Jack Aubrey is the kind of leader we can respect.  He does whatever it takes for his men, his ship and his country.  His creed is the opposite of everything connoted by “political correctness.”  He sees good and evil in the world, and gives his all to the fight for the good.  He may not always make the right decision, but it’s not for lack of earnestly trying to do the right thing.  His mistakes result from errors in judgment, not slip-ups of moral character.   He is motivated by justice and loyalty, and for those things he is willing to sacrifice everything he has, up to and including life itself.

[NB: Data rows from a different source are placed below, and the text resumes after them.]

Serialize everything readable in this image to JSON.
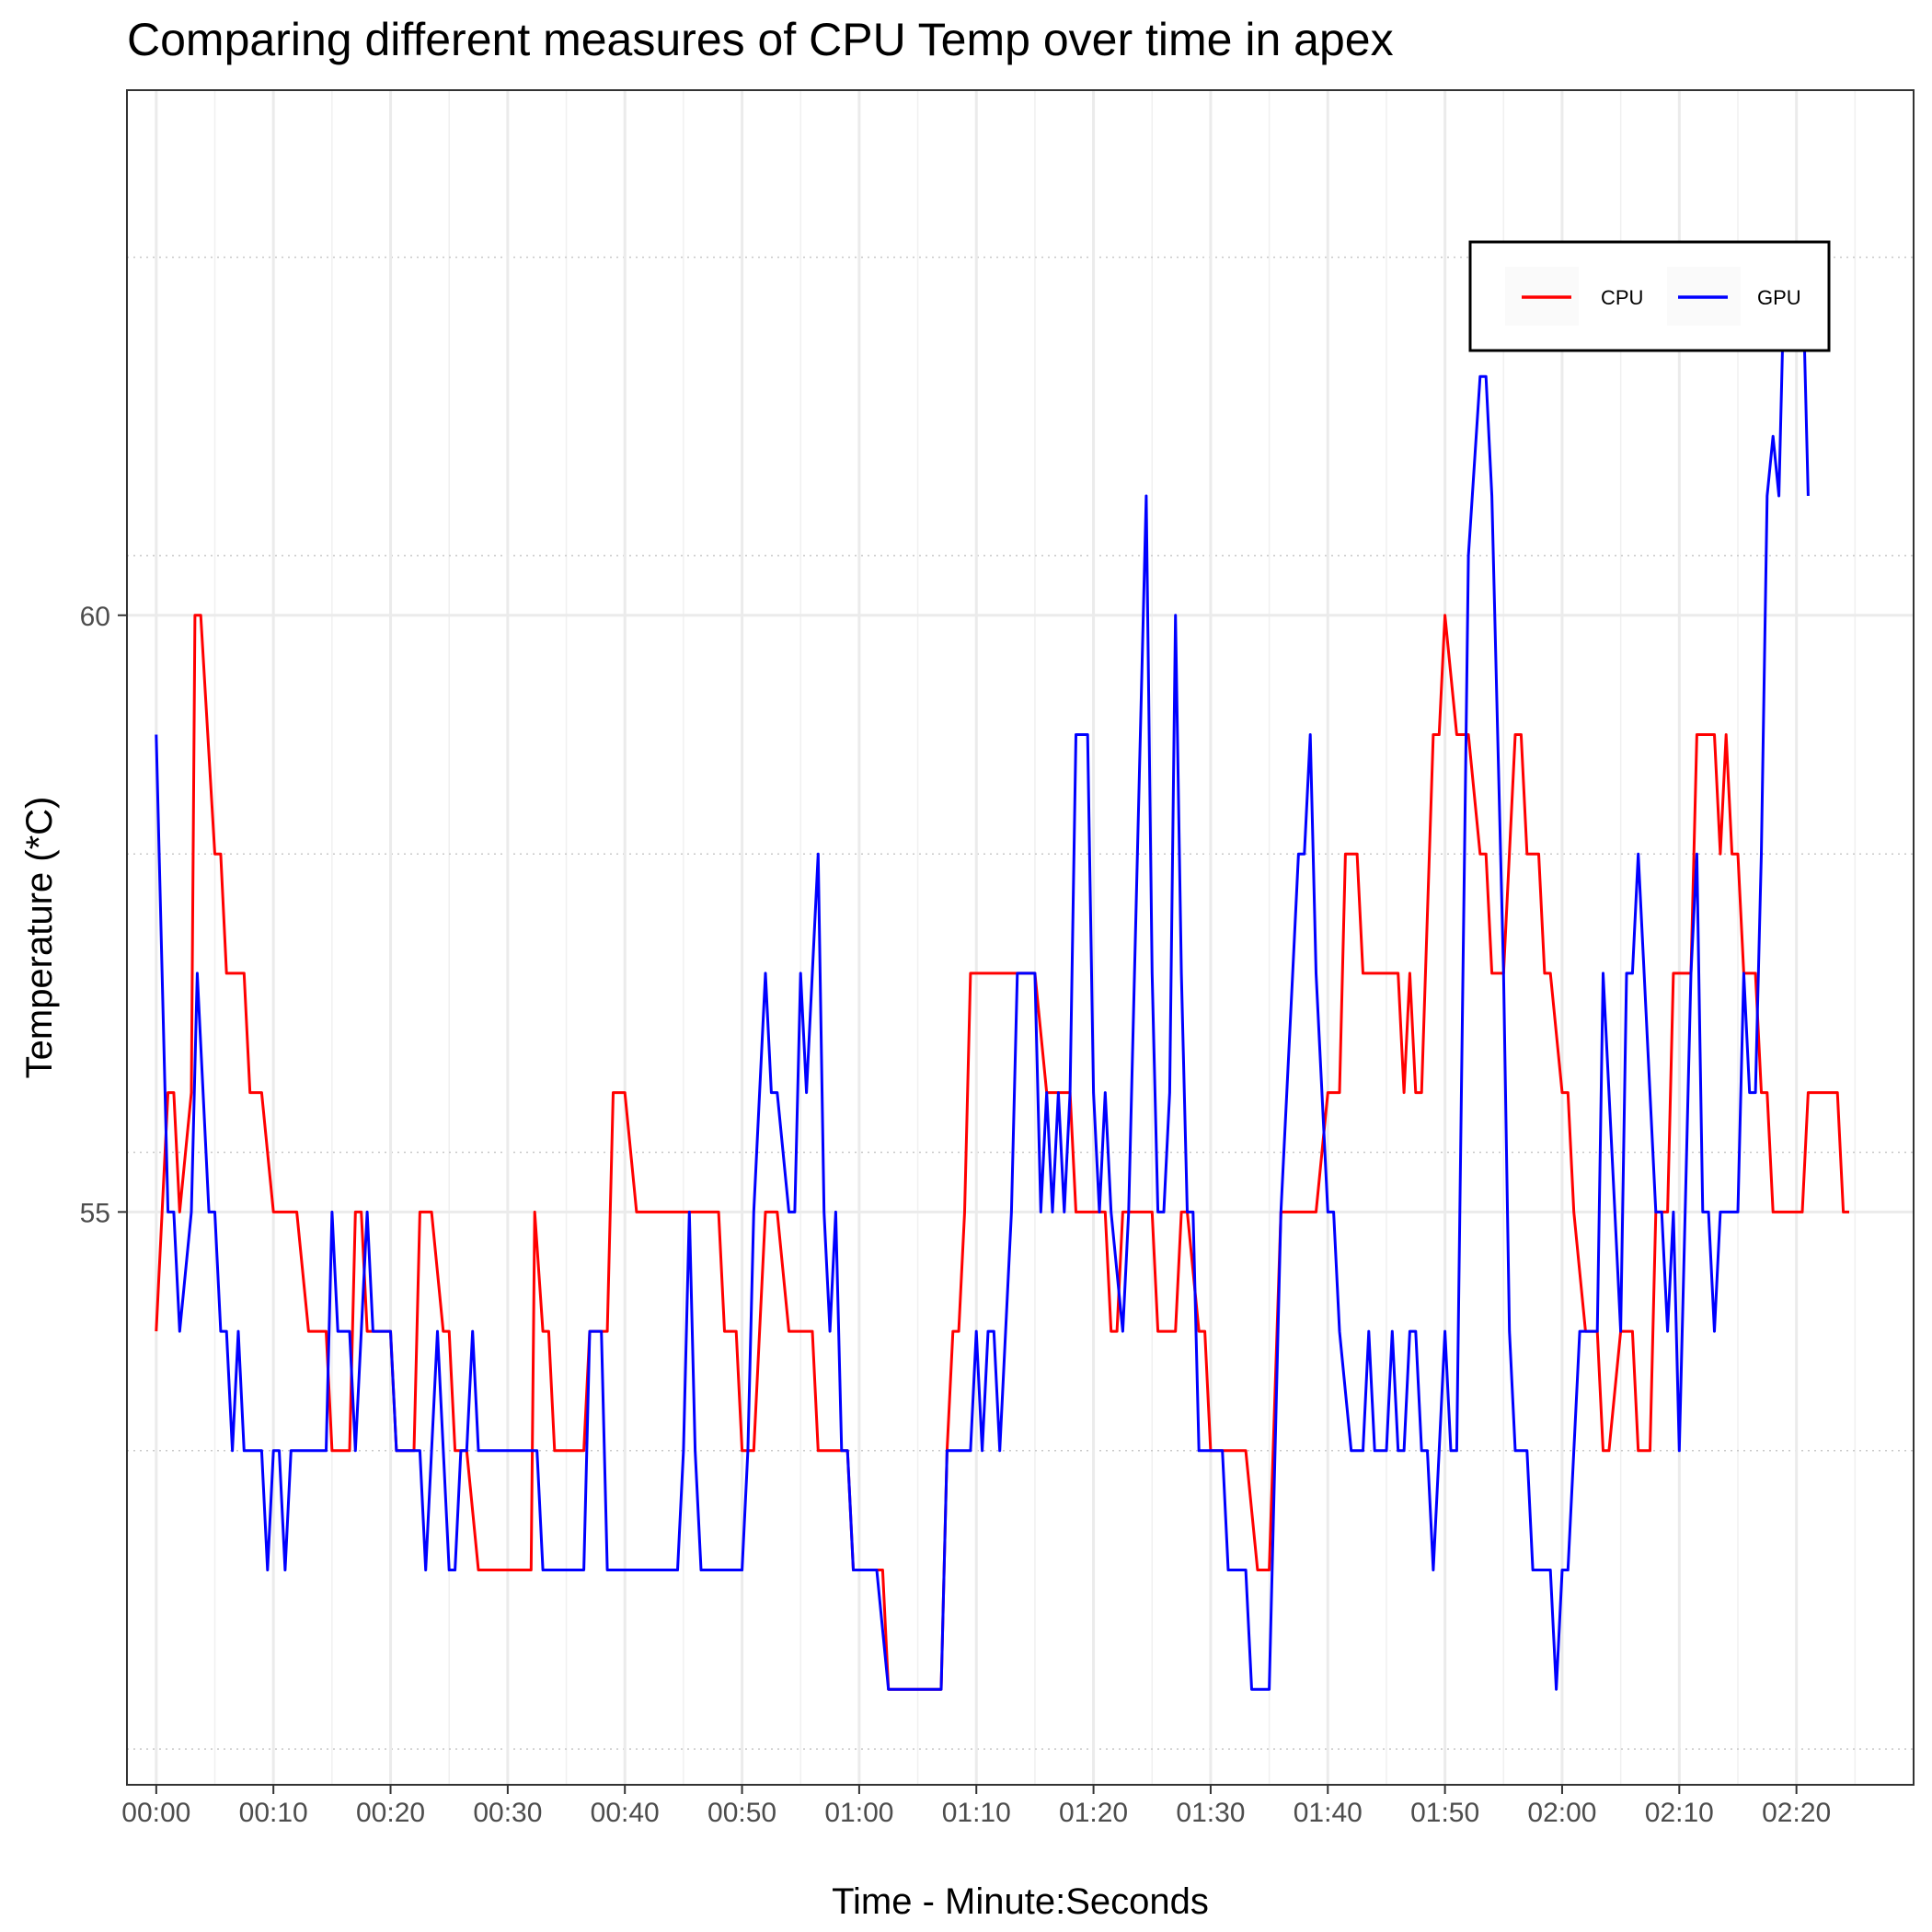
{
  "chart_data": {
    "type": "line",
    "title": "Comparing different measures of CPU Temp over time in apex",
    "xlabel": "Time - Minute:Seconds",
    "ylabel": "Temperature (*C)",
    "x_unit": "seconds",
    "xlim": [
      -2.5,
      150
    ],
    "ylim": [
      50.2,
      64.4
    ],
    "x_ticks": [
      0,
      10,
      20,
      30,
      40,
      50,
      60,
      70,
      80,
      90,
      100,
      110,
      120,
      130,
      140
    ],
    "x_tick_labels": [
      "00:00",
      "00:10",
      "00:20",
      "00:30",
      "00:40",
      "00:50",
      "01:00",
      "01:10",
      "01:20",
      "01:30",
      "01:40",
      "01:50",
      "02:00",
      "02:10",
      "02:20"
    ],
    "y_ticks": [
      55,
      60
    ],
    "y_tick_labels": [
      "55",
      "60"
    ],
    "grid": "major solid, minor dotted",
    "legend": {
      "position": "top-right",
      "entries": [
        "CPU",
        "GPU"
      ]
    },
    "series": [
      {
        "name": "CPU",
        "color": "#ff0000",
        "points": [
          [
            0,
            54
          ],
          [
            1,
            56
          ],
          [
            1.5,
            56
          ],
          [
            2,
            55
          ],
          [
            3,
            56
          ],
          [
            3.3,
            60
          ],
          [
            3.8,
            60
          ],
          [
            5,
            58
          ],
          [
            5.5,
            58
          ],
          [
            6,
            57
          ],
          [
            7.5,
            57
          ],
          [
            8,
            56
          ],
          [
            9,
            56
          ],
          [
            10,
            55
          ],
          [
            12,
            55
          ],
          [
            13,
            54
          ],
          [
            14.5,
            54
          ],
          [
            15,
            53
          ],
          [
            16.5,
            53
          ],
          [
            17,
            55
          ],
          [
            17.5,
            55
          ],
          [
            18,
            54
          ],
          [
            20,
            54
          ],
          [
            20.5,
            53
          ],
          [
            22,
            53
          ],
          [
            22.5,
            55
          ],
          [
            23.5,
            55
          ],
          [
            24.5,
            54
          ],
          [
            25,
            54
          ],
          [
            25.5,
            53
          ],
          [
            26.5,
            53
          ],
          [
            27.5,
            52
          ],
          [
            32,
            52
          ],
          [
            32.3,
            55
          ],
          [
            33,
            54
          ],
          [
            33.5,
            54
          ],
          [
            34,
            53
          ],
          [
            36.5,
            53
          ],
          [
            37,
            54
          ],
          [
            38.5,
            54
          ],
          [
            39,
            56
          ],
          [
            40,
            56
          ],
          [
            41,
            55
          ],
          [
            48,
            55
          ],
          [
            48.5,
            54
          ],
          [
            49.5,
            54
          ],
          [
            50,
            53
          ],
          [
            51,
            53
          ],
          [
            52,
            55
          ],
          [
            53,
            55
          ],
          [
            54,
            54
          ],
          [
            56,
            54
          ],
          [
            56.5,
            53
          ],
          [
            59,
            53
          ],
          [
            59.5,
            52
          ],
          [
            62,
            52
          ],
          [
            62.5,
            51
          ],
          [
            67,
            51
          ],
          [
            67.5,
            53
          ],
          [
            68,
            54
          ],
          [
            68.5,
            54
          ],
          [
            69,
            55
          ],
          [
            69.5,
            57
          ],
          [
            75,
            57
          ],
          [
            76,
            56
          ],
          [
            78,
            56
          ],
          [
            78.5,
            55
          ],
          [
            81,
            55
          ],
          [
            81.5,
            54
          ],
          [
            82,
            54
          ],
          [
            82.5,
            55
          ],
          [
            85,
            55
          ],
          [
            85.5,
            54
          ],
          [
            87,
            54
          ],
          [
            87.5,
            55
          ],
          [
            88,
            55
          ],
          [
            89,
            54
          ],
          [
            89.5,
            54
          ],
          [
            90,
            53
          ],
          [
            93,
            53
          ],
          [
            94,
            52
          ],
          [
            95,
            52
          ],
          [
            96,
            55
          ],
          [
            99,
            55
          ],
          [
            100,
            56
          ],
          [
            101,
            56
          ],
          [
            101.5,
            58
          ],
          [
            102.5,
            58
          ],
          [
            103,
            57
          ],
          [
            106,
            57
          ],
          [
            106.5,
            56
          ],
          [
            107,
            57
          ],
          [
            107.5,
            56
          ],
          [
            108,
            56
          ],
          [
            109,
            59
          ],
          [
            109.5,
            59
          ],
          [
            110,
            60
          ],
          [
            111,
            59
          ],
          [
            112,
            59
          ],
          [
            113,
            58
          ],
          [
            113.5,
            58
          ],
          [
            114,
            57
          ],
          [
            115,
            57
          ],
          [
            116,
            59
          ],
          [
            116.5,
            59
          ],
          [
            117,
            58
          ],
          [
            118,
            58
          ],
          [
            118.5,
            57
          ],
          [
            119,
            57
          ],
          [
            120,
            56
          ],
          [
            120.5,
            56
          ],
          [
            121,
            55
          ],
          [
            122,
            54
          ],
          [
            123,
            54
          ],
          [
            123.5,
            53
          ],
          [
            124,
            53
          ],
          [
            125,
            54
          ],
          [
            126,
            54
          ],
          [
            126.5,
            53
          ],
          [
            127.5,
            53
          ],
          [
            128,
            55
          ],
          [
            129,
            55
          ],
          [
            129.5,
            57
          ],
          [
            131,
            57
          ],
          [
            131.5,
            59
          ],
          [
            133,
            59
          ],
          [
            133.5,
            58
          ],
          [
            134,
            59
          ],
          [
            134.5,
            58
          ],
          [
            135,
            58
          ],
          [
            135.5,
            57
          ],
          [
            136.5,
            57
          ],
          [
            137,
            56
          ],
          [
            137.5,
            56
          ],
          [
            138,
            55
          ],
          [
            140.5,
            55
          ],
          [
            141,
            56
          ],
          [
            143.5,
            56
          ],
          [
            144,
            55
          ],
          [
            144.5,
            55
          ]
        ]
      },
      {
        "name": "GPU",
        "color": "#0000ff",
        "points": [
          [
            0,
            59
          ],
          [
            1,
            55
          ],
          [
            1.5,
            55
          ],
          [
            2,
            54
          ],
          [
            3,
            55
          ],
          [
            3.5,
            57
          ],
          [
            4.5,
            55
          ],
          [
            5,
            55
          ],
          [
            5.5,
            54
          ],
          [
            6,
            54
          ],
          [
            6.5,
            53
          ],
          [
            7,
            54
          ],
          [
            7.5,
            53
          ],
          [
            9,
            53
          ],
          [
            9.5,
            52
          ],
          [
            10,
            53
          ],
          [
            10.5,
            53
          ],
          [
            11,
            52
          ],
          [
            11.5,
            53
          ],
          [
            14.5,
            53
          ],
          [
            15,
            55
          ],
          [
            15.5,
            54
          ],
          [
            16.5,
            54
          ],
          [
            17,
            53
          ],
          [
            18,
            55
          ],
          [
            18.5,
            54
          ],
          [
            20,
            54
          ],
          [
            20.5,
            53
          ],
          [
            22.5,
            53
          ],
          [
            23,
            52
          ],
          [
            23.5,
            53
          ],
          [
            24,
            54
          ],
          [
            25,
            52
          ],
          [
            25.5,
            52
          ],
          [
            26,
            53
          ],
          [
            26.5,
            53
          ],
          [
            27,
            54
          ],
          [
            27.5,
            53
          ],
          [
            32.5,
            53
          ],
          [
            33,
            52
          ],
          [
            36.5,
            52
          ],
          [
            37,
            54
          ],
          [
            38,
            54
          ],
          [
            38.5,
            52
          ],
          [
            44.5,
            52
          ],
          [
            45,
            53
          ],
          [
            45.5,
            55
          ],
          [
            46,
            53
          ],
          [
            46.5,
            52
          ],
          [
            50,
            52
          ],
          [
            50.5,
            53
          ],
          [
            51,
            55
          ],
          [
            52,
            57
          ],
          [
            52.5,
            56
          ],
          [
            53,
            56
          ],
          [
            54,
            55
          ],
          [
            54.5,
            55
          ],
          [
            55,
            57
          ],
          [
            55.5,
            56
          ],
          [
            56.5,
            58
          ],
          [
            57,
            55
          ],
          [
            57.5,
            54
          ],
          [
            58,
            55
          ],
          [
            58.5,
            53
          ],
          [
            59,
            53
          ],
          [
            59.5,
            52
          ],
          [
            61.5,
            52
          ],
          [
            62.5,
            51
          ],
          [
            67,
            51
          ],
          [
            67.5,
            53
          ],
          [
            69.5,
            53
          ],
          [
            70,
            54
          ],
          [
            70.5,
            53
          ],
          [
            71,
            54
          ],
          [
            71.5,
            54
          ],
          [
            72,
            53
          ],
          [
            73,
            55
          ],
          [
            73.5,
            57
          ],
          [
            75,
            57
          ],
          [
            75.5,
            55
          ],
          [
            76,
            56
          ],
          [
            76.5,
            55
          ],
          [
            77,
            56
          ],
          [
            77.5,
            55
          ],
          [
            78,
            56
          ],
          [
            78.5,
            59
          ],
          [
            79.5,
            59
          ],
          [
            80,
            56
          ],
          [
            80.5,
            55
          ],
          [
            81,
            56
          ],
          [
            81.5,
            55
          ],
          [
            82.5,
            54
          ],
          [
            83,
            55
          ],
          [
            84,
            59
          ],
          [
            84.5,
            61
          ],
          [
            85,
            57
          ],
          [
            85.5,
            55
          ],
          [
            86,
            55
          ],
          [
            86.5,
            56
          ],
          [
            87,
            60
          ],
          [
            87.5,
            57
          ],
          [
            88,
            55
          ],
          [
            88.5,
            55
          ],
          [
            89,
            53
          ],
          [
            91,
            53
          ],
          [
            91.5,
            52
          ],
          [
            93,
            52
          ],
          [
            93.5,
            51
          ],
          [
            95,
            51
          ],
          [
            96,
            55
          ],
          [
            97,
            57
          ],
          [
            97.5,
            58
          ],
          [
            98,
            58
          ],
          [
            98.5,
            59
          ],
          [
            99,
            57
          ],
          [
            100,
            55
          ],
          [
            100.5,
            55
          ],
          [
            101,
            54
          ],
          [
            102,
            53
          ],
          [
            103,
            53
          ],
          [
            103.5,
            54
          ],
          [
            104,
            53
          ],
          [
            105,
            53
          ],
          [
            105.5,
            54
          ],
          [
            106,
            53
          ],
          [
            106.5,
            53
          ],
          [
            107,
            54
          ],
          [
            107.5,
            54
          ],
          [
            108,
            53
          ],
          [
            108.5,
            53
          ],
          [
            109,
            52
          ],
          [
            109.5,
            53
          ],
          [
            110,
            54
          ],
          [
            110.5,
            53
          ],
          [
            111,
            53
          ],
          [
            112,
            60.5
          ],
          [
            113,
            62
          ],
          [
            113.5,
            62
          ],
          [
            114,
            61
          ],
          [
            114.5,
            59
          ],
          [
            115,
            57
          ],
          [
            115.5,
            54
          ],
          [
            116,
            53
          ],
          [
            117,
            53
          ],
          [
            117.5,
            52
          ],
          [
            119,
            52
          ],
          [
            119.5,
            51
          ],
          [
            120,
            52
          ],
          [
            120.5,
            52
          ],
          [
            121,
            53
          ],
          [
            121.5,
            54
          ],
          [
            123,
            54
          ],
          [
            123.5,
            57
          ],
          [
            124.5,
            55
          ],
          [
            125,
            54
          ],
          [
            125.5,
            57
          ],
          [
            126,
            57
          ],
          [
            126.5,
            58
          ],
          [
            127,
            57
          ],
          [
            128,
            55
          ],
          [
            128.5,
            55
          ],
          [
            129,
            54
          ],
          [
            129.5,
            55
          ],
          [
            130,
            53
          ],
          [
            130.5,
            55
          ],
          [
            131,
            57
          ],
          [
            131.5,
            58
          ],
          [
            132,
            55
          ],
          [
            132.5,
            55
          ],
          [
            133,
            54
          ],
          [
            133.5,
            55
          ],
          [
            135,
            55
          ],
          [
            135.5,
            57
          ],
          [
            136,
            56
          ],
          [
            136.5,
            56
          ],
          [
            137,
            58
          ],
          [
            137.5,
            61
          ],
          [
            138,
            61.5
          ],
          [
            138.5,
            61
          ],
          [
            139,
            63
          ],
          [
            140.5,
            63
          ],
          [
            141,
            61
          ]
        ]
      }
    ]
  }
}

And, most important of all in a leader, he knows how to inspire his men to do the same.

One of my favorite scenes from Master and Commander begins at the 2:34 mark in this rousing medley of great pre-battle speeches from the movies:

After watching the “Do you want to see a guillotine in Piccadilly?” scene the other night, I couldn’t help but imagine a contemporary version.

Visualize, if you will, Lt. Col. Allen West rallying his “troops” (that would be us, folks):

“Do you want to see a mosque at Ground Zero?”     “NO!!!

“Do you want to call that raggedy-ass Ayatollah your master?”     “NO!!!”

“Do you want your children to chant ‘Allahu akbar!’?”     “NO!!!”

Well, then, patriots… to your battle stations!